This is a very interesting question. As others have alluded to, the body generally recognises self and non-self. However, as with any biology it's not that simple. Even leaving aside autoimmune disorders, the body doesn't always attack non-self and doesn't always leave self alone. Think of a pregnancy - the foetus is non-self, and yet the body doesn't reject it. The same can be said for a whole host of molecules that enter the body, such as food or things breathed in (e.g. pollen). For this reason, Charles Janeway put forward the infectious non-self theory. This postulated that the body had a degree of leniency towards non-self, and would only attack if the macrophages became activated. This is done through recognition of Pathogen Associated Molecular Patterns, or PAMPs, binding to Pattern Recognition Receptors, PRRs. These PRRs are receptors present on immune cell surfaces, though most relevantly on macrophage surfaces, and when they bind to PAMPs it sends a message to the cell that it's likely in contact with a pathogen (or at least there is likely a pathogen in the area somewhere). This causes activation, and starts an immune response.
However, it's also too simplistic to suggest that the immune system always leaves self alone, and in fact one of the key jobs of macrophages is to clean up self cells that are damaged, and undergoing apoptosis - programmed cell death. (You can read more on macrophages here and more on apoptosis/other methods of cell death here). Therefore Polly Matzinger put forward what is known as the "Danger Model". This basically speculates that in order for an immune response to occur, the body has to recognise certian molecules that are evolutionarily associated with danger. PAMPs would indeed count, but there could also be endogenous molecules such as HSPs - proteins produced when a cell is under duress through heat, pH, cold, irradiation, viral infection etc. This tells the immune cell that detects it that the body is in danger, and allows activation and mobilisation of an immune response.

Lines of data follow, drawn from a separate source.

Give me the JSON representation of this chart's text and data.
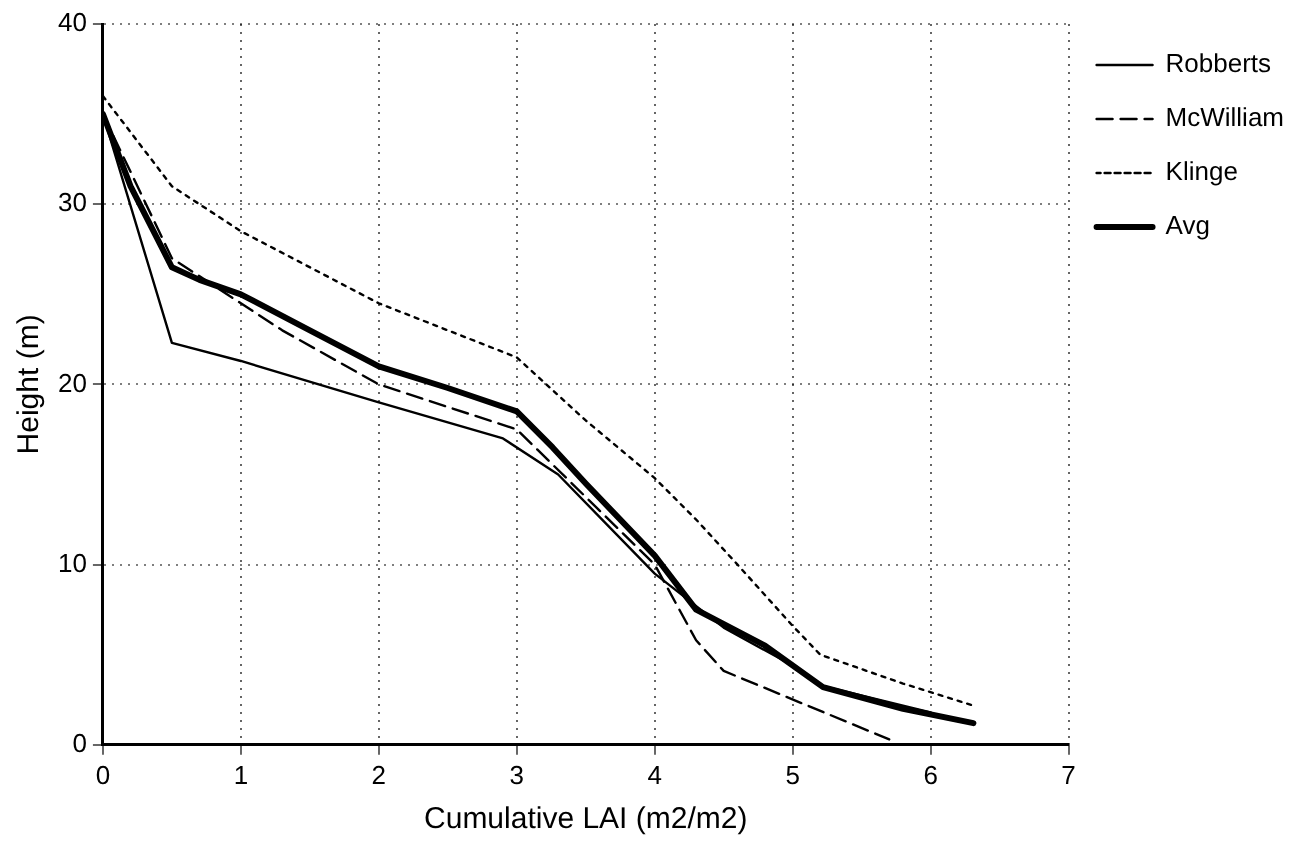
{
  "chart_data": {
    "type": "line",
    "xlabel": "Cumulative LAI (m2/m2)",
    "ylabel": "Height (m)",
    "xlim": [
      0,
      7
    ],
    "ylim": [
      0,
      40
    ],
    "xticks": [
      0,
      1,
      2,
      3,
      4,
      5,
      6,
      7
    ],
    "yticks": [
      0,
      10,
      20,
      30,
      40
    ],
    "grid": true,
    "legend": "right",
    "marker": "none",
    "series": [
      {
        "name": "Robberts",
        "color": "#000000",
        "line_style": "solid",
        "x": [
          0,
          0.5,
          1,
          2,
          2.9,
          3.3,
          4,
          4.5,
          5,
          5.2,
          6
        ],
        "values": [
          35,
          22.3,
          21.3,
          19,
          17,
          15,
          9.5,
          6.5,
          4.4,
          3.3,
          1.8
        ]
      },
      {
        "name": "McWilliam",
        "color": "#000000",
        "line_style": "dashed",
        "x": [
          0,
          0.5,
          1,
          1.3,
          2,
          3,
          4,
          4.3,
          4.5,
          5.7
        ],
        "values": [
          35,
          27,
          24.5,
          23,
          20,
          17.5,
          10,
          5.8,
          4.1,
          0.3
        ]
      },
      {
        "name": "Klinge",
        "color": "#000000",
        "line_style": "dotted",
        "x": [
          0,
          0.5,
          1,
          2,
          3,
          3.5,
          4,
          4.3,
          4.6,
          5,
          5.2,
          5.8,
          6.3
        ],
        "values": [
          36,
          31,
          28.5,
          24.5,
          21.5,
          18,
          14.8,
          12.5,
          10,
          6.6,
          5,
          3.4,
          2.2
        ]
      },
      {
        "name": "Avg",
        "color": "#000000",
        "line_style": "solid",
        "x": [
          0,
          0.2,
          0.5,
          0.7,
          1,
          1.5,
          2,
          2.5,
          3,
          3.26,
          3.5,
          4,
          4.3,
          4.8,
          5.22,
          5.8,
          6.31
        ],
        "values": [
          35,
          31,
          26.5,
          25.8,
          25,
          23,
          21,
          19.8,
          18.5,
          16.5,
          14.5,
          10.5,
          7.5,
          5.5,
          3.2,
          2,
          1.2
        ]
      }
    ]
  }
}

So the question here is, would the body respond to a miniature version of yourself? That would depend on a number of factors:
Where in the body would you go? If you were to stay in the digestive tract, so get swallowed and 'passed through' the body, I would say it's very unlikely you would be attacked. The body has a high tolerance for places such as the gut, because it's constantly exposed to external and non-self molecules. If it were in the blood stream, it's more likely because you're more likely to come across immune cells.
How is this 'shrinkage' achieved? Growth comes in two ways, through increase in cell size and increase in cell number. Which of these are you reducing? Are the cells the same size, but there are many fewer of them (unlikely, especially given that the opening question specifies to bacterium size, which are many times smaller than human cells already) or do you have the same number of cells but each cell is shrunk to a much smaller size (given that the entire body is the size of a bacterium, each cell would have to be many times smaller than a bacterium). If the cells were the same size, or even a bacterium-sized each, then an immune response is much more likely. If the whole organism is the size of a bacterium, the cells are going to be far too small to elicit an immune response.
Are you causing danger signals? As mentioned above, if no danger signals are present then it's unlikely an immune response will be launched regardless of anything else. Provided you're not killing or injuring cells, the body will pretty much ignore you.
I would say you wouldn't be attacked if you shrunk down as far as you've suggested. Everything would be too small for the body to recognise. However, if you didn't shrink down nearly as far, so your cells remained a size the body could recognise, and then started blundering about causing all manner of danger signals around you, the body may pick up some of your antigen and launch a response against you. On the other hand, the body is likely to have become tolerant to your antigens so even if this was the case, a full immune response is unlikely.